One of the biggest concerns of toy companies these days is how to attract the attention of kids more than smartphones and tablets. The magnetism of these devices, with a variety of games that covers all ages, is not only cutting into the market for video-game consoles. More traditional toys are also being affected by the omnipresence of the digital world and their manufacturers have to innovate if they want to stay on top of the wave. Lego is a good example of the renewal that the toy industry seeks.

The success of “The Lego Movie”, which was a box-office smash in the US and was unanimously praised by critics, has brought the well-known Danish toy brand back into the minds of many. This promotional effort will be accompanied by the launch of a new line of products called The Lego Fusion.

LegoThe name accurately summarises the essence of these new toys. The kids still have to build their constructions piece by piece, and up to that point everything’s the same. But after you build the structure, you place it on a platform, and take a picture of it with a smartphone or tablet (iOS or Android). This imports the physical creation into the digital world and a free downloadable game is created around it.

The idea, to put it one way, is to bring to life the physical structures that were built with so much effort. One of the games will be based on the facades of houses, which will be transformed in the digital world into a small city inhabited by Lego figures, and in another, the construction of a Medieval tower will be become an adventure to defend the creation against flying monsters.

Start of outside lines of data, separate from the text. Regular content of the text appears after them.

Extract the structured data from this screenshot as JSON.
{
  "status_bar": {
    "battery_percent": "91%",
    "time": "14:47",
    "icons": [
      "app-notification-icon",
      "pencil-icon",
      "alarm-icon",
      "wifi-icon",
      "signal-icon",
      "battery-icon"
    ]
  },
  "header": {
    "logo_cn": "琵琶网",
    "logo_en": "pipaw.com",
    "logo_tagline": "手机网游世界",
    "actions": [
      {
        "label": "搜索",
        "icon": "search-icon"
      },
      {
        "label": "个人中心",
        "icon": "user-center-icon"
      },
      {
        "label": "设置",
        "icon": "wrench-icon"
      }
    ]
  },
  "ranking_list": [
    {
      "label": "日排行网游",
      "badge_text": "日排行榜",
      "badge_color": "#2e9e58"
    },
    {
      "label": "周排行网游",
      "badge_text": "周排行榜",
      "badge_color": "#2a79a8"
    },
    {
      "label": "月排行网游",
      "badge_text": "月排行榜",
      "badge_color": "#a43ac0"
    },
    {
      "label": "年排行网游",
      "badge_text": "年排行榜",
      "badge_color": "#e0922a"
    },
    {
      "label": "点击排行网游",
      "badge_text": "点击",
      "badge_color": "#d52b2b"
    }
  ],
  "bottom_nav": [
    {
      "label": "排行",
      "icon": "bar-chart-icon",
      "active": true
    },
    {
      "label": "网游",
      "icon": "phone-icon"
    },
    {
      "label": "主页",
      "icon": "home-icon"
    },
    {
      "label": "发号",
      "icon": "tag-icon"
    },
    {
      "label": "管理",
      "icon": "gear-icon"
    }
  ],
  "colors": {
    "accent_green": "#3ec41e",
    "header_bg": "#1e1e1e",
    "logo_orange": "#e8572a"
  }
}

It’s a way of extending the fun into the digital world once the greater challenge offered by Lego in the physical world has been completed. Lego’s digital toys will go on sale in the US starting in August. The boxes will cost 35 dollars and will be sold with 200 pieces and a special platform on which to assemble them. For now, they will be available only in the US, which is a large market that is well-suited to test a new development like this one.

Lego digital toys

The idea is to grab kids’ attention, not so much to keep them from moving towards games on smartphones and tablets (since this is already a given), but rather to help the brand make space for itself in this market and create a direct bridge to its traditional business, the sale of physical pieces.

Lego’s digital toys aren’t the only ground-breaking strategy in the toy industry. A few months ago, Hasbro signed an agreement with 3D Systems to allow some of its products to be printed in 3D at home, and games aimed at teaching kids how to program are becoming more and more numerous.